Market analysis of social businesses in Mozambique and Tanzania

Social businesses and sustainable economies

Duration June – September 2017

Location Tanzania and Mozambique

Client CTM Altromercato

Partner OIKOS Institute



Tanzania is characterized by a high poverty rate. A large part of its population is also affected by the effects of climate change. The Masaai, essentially devoted to sheep farming, must face both the problem of drought and the over-exploitation of the lands used as pasture. The low diversification of the local economy, linked to growing poverty, aggravates the scenario.

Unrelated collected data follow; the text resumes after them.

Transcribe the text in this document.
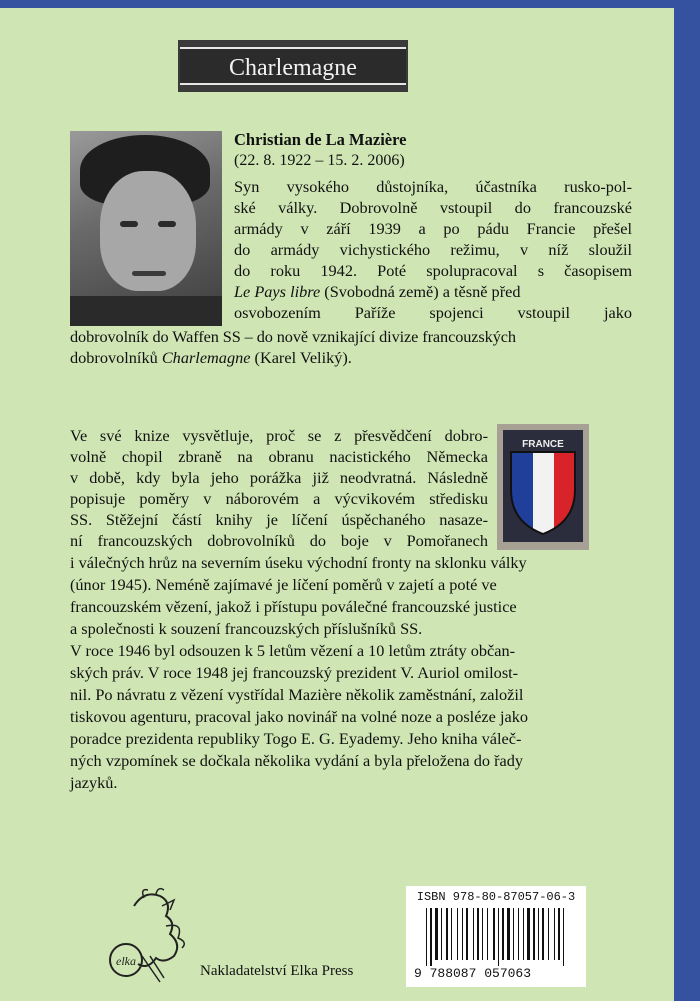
Charlemagne
Christian de La Mazière
(22. 8. 1922 – 15. 2. 2006)
Syn vysokého důstojníka, účastníka rusko-pol-
ské války. Dobrovolně vstoupil do francouzské
armády v září 1939 a po pádu Francie přešel
do armády vichystického režimu, v níž sloužil
do roku 1942. Poté spolupracoval s časopisem
Le Pays libre (Svobodná země) a těsně před
osvobozením Paříže spojenci vstoupil jako
dobrovolník do Waffen SS – do nově vznikající divize francouzských
dobrovolníků Charlemagne (Karel Veliký).
FRANCE
Ve své knize vysvětluje, proč se z přesvědčení dobro-
volně chopil zbraně na obranu nacistického Německa
v době, kdy byla jeho porážka již neodvratná. Následně
popisuje poměry v náborovém a výcvikovém středisku
SS. Stěžejní částí knihy je líčení úspěchaného nasaze-
ní francouzských dobrovolníků do boje v Pomořanech
i válečných hrůz na severním úseku východní fronty na sklonku války
(únor 1945). Neméně zajímavé je líčení poměrů v zajetí a poté ve
francouzském vězení, jakož i přístupu poválečné francouzské justice
a společnosti k souzení francouzských příslušníků SS.
V roce 1946 byl odsouzen k 5 letům vězení a 10 letům ztráty občan-
ských práv. V roce 1948 jej francouzský prezident V. Auriol omilost-
nil. Po návratu z vězení vystřídal Mazière několik zaměstnání, založil
tiskovou agenturu, pracoval jako novinář na volné noze a posléze jako
poradce prezidenta republiky Togo E. G. Eyademy. Jeho kniha váleč-
ných vzpomínek se dočkala několika vydání a byla přeložena do řady
jazyků.
elka
Nakladatelství Elka Press
ISBN 978-80-87057-06-3
9 788087 057063
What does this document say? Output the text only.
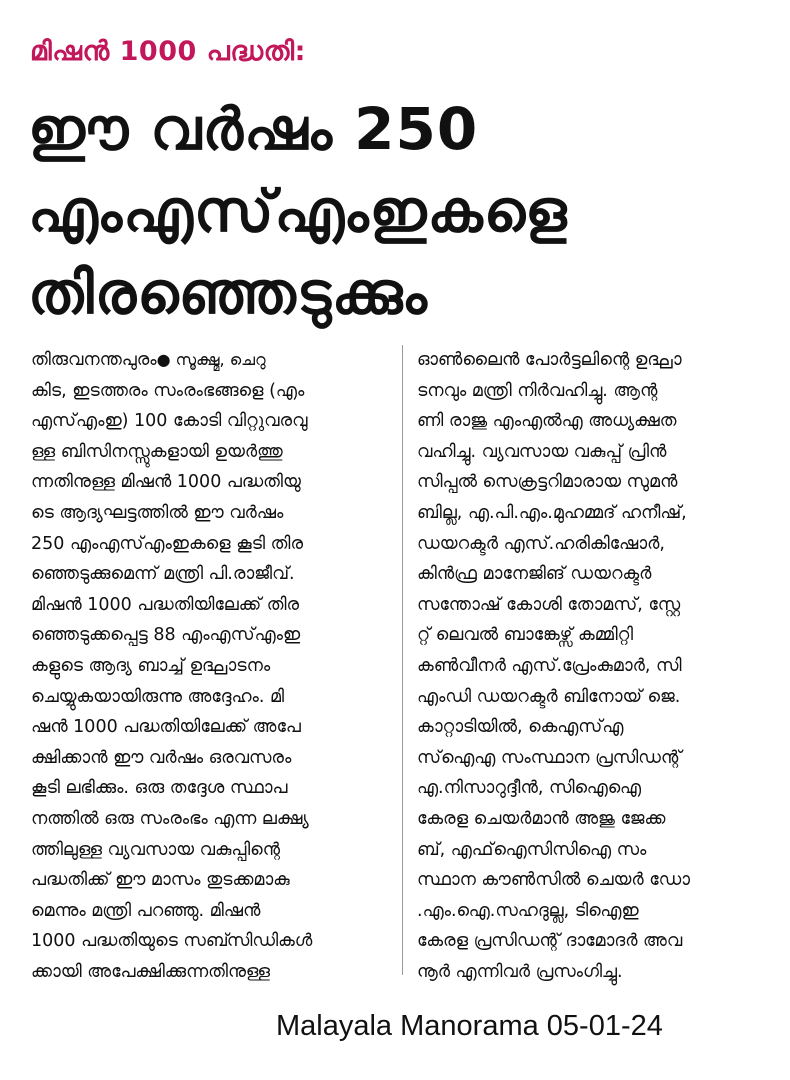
മിഷൻ 1000 പദ്ധതി:
ഈ വർഷം 250
എംഎസ്എംഇകളെ
തിരഞ്ഞെടുക്കും
തിരുവനന്തപുരം● സൂക്ഷ്മ, ചെറു
കിട, ഇടത്തരം സംരംഭങ്ങളെ (എം
എസ്എംഇ) 100 കോടി വിറ്റുവരവു
ള്ള ബിസിനസ്സുകളായി ഉയർത്തു
ന്നതിനുള്ള മിഷൻ 1000 പദ്ധതിയു
ടെ ആദ്യഘട്ടത്തിൽ ഈ വർഷം
250 എംഎസ്എംഇകളെ കൂടി തിര
ഞ്ഞെടുക്കുമെന്ന് മന്ത്രി പി.രാജീവ്.
മിഷൻ 1000 പദ്ധതിയിലേക്ക് തിര
ഞ്ഞെടുക്കപ്പെട്ട 88 എംഎസ്എംഇ
കളുടെ ആദ്യ ബാച്ച് ഉദ്ഘാടനം
ചെയ്യുകയായിരുന്നു അദ്ദേഹം. മി
ഷൻ 1000 പദ്ധതിയിലേക്ക് അപേ
ക്ഷിക്കാൻ ഈ വർഷം ഒരവസരം
കൂടി ലഭിക്കും. ഒരു തദ്ദേശ സ്ഥാപ
നത്തിൽ ഒരു സംരംഭം എന്ന ലക്ഷ്യ
ത്തിലുള്ള വ്യവസായ വകുപ്പിന്റെ
പദ്ധതിക്ക് ഈ മാസം തുടക്കമാകു
മെന്നും മന്ത്രി പറഞ്ഞു. മിഷൻ
1000 പദ്ധതിയുടെ സബ്സിഡികൾ
ക്കായി അപേക്ഷിക്കുന്നതിനുള്ള
ഓൺലൈൻ പോർട്ടലിന്റെ ഉദ്ഘാ
ടനവും മന്ത്രി നിർവഹിച്ചു. ആന്റ
ണി രാജു എംഎൽഎ അധ്യക്ഷത
വഹിച്ചു. വ്യവസായ വകുപ്പ് പ്രിൻ
സിപ്പൽ സെക്രട്ടറിമാരായ സുമൻ
ബില്ല, എ.പി.എം.മുഹമ്മദ് ഹനീഷ്,
ഡയറക്ടർ എസ്.ഹരികിഷോർ,
കിൻഫ്ര മാനേജിങ് ഡയറക്ടർ
സന്തോഷ് കോശി തോമസ്, സ്റ്റേ
റ്റ് ലെവൽ ബാങ്കേഴ്സ് കമ്മിറ്റി
കൺവീനർ എസ്.പ്രേംകുമാർ, സി
എംഡി ഡയറക്ടർ ബിനോയ് ജെ.
കാറ്റാടിയിൽ, കെഎസ്എ
സ്ഐഎ സംസ്ഥാന പ്രസിഡന്റ്
എ.നിസാറുദ്ദീൻ, സിഐഐ
കേരള ചെയർമാൻ അജു ജേക്ക
ബ്, എഫ്ഐസിസിഐ സം
സ്ഥാന കൗൺസിൽ ചെയർ ഡോ
.എം.ഐ.സഹദുല്ല, ടിഐഇ
കേരള പ്രസിഡന്റ് ദാമോദർ അവ
നൂർ എന്നിവർ പ്രസംഗിച്ചു.
Malayala Manorama 05-01-24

In Mozambique, conditions are similar for farmers too. Near Pemba there is a population of about 60,000 people mostly dedicated to subsistence farming. Their main crops are corn, sorghum, rice, beans and tomatoes that are grown with often inadequate techniques and machinery.

 General objective

The aim of the project is to encourage the birth of an alternative and self-sustainable economy thanks to the creation of micro-businesses managed by Maasai women who deal with leather vegetable tanning processes and production of leather products. In Mozambique, on the other hand, the project aims to enhance the variety of local products thanks to the adoption of culture techniques suitable for the environment.

Our contribution

ARCO Researchers conducted two market research. The goal was to understand the potential market for leather products in Tanzania and support services for small producers in Mozambique. Researchers then carried out an analysis for the products and services of social businsses in order to quantify the potential demand, the characteristics preferred by customers and the recommended selling price. Data collection was carried out by administering questionnaires and interviews with privileged informants during field missions. These were made in June 2017 in Tanzania, August 2017 in Mozambique.

ARCO Researchers also analyzed the economic sustainability of social businesses and offered indications on how to achieve or improve it.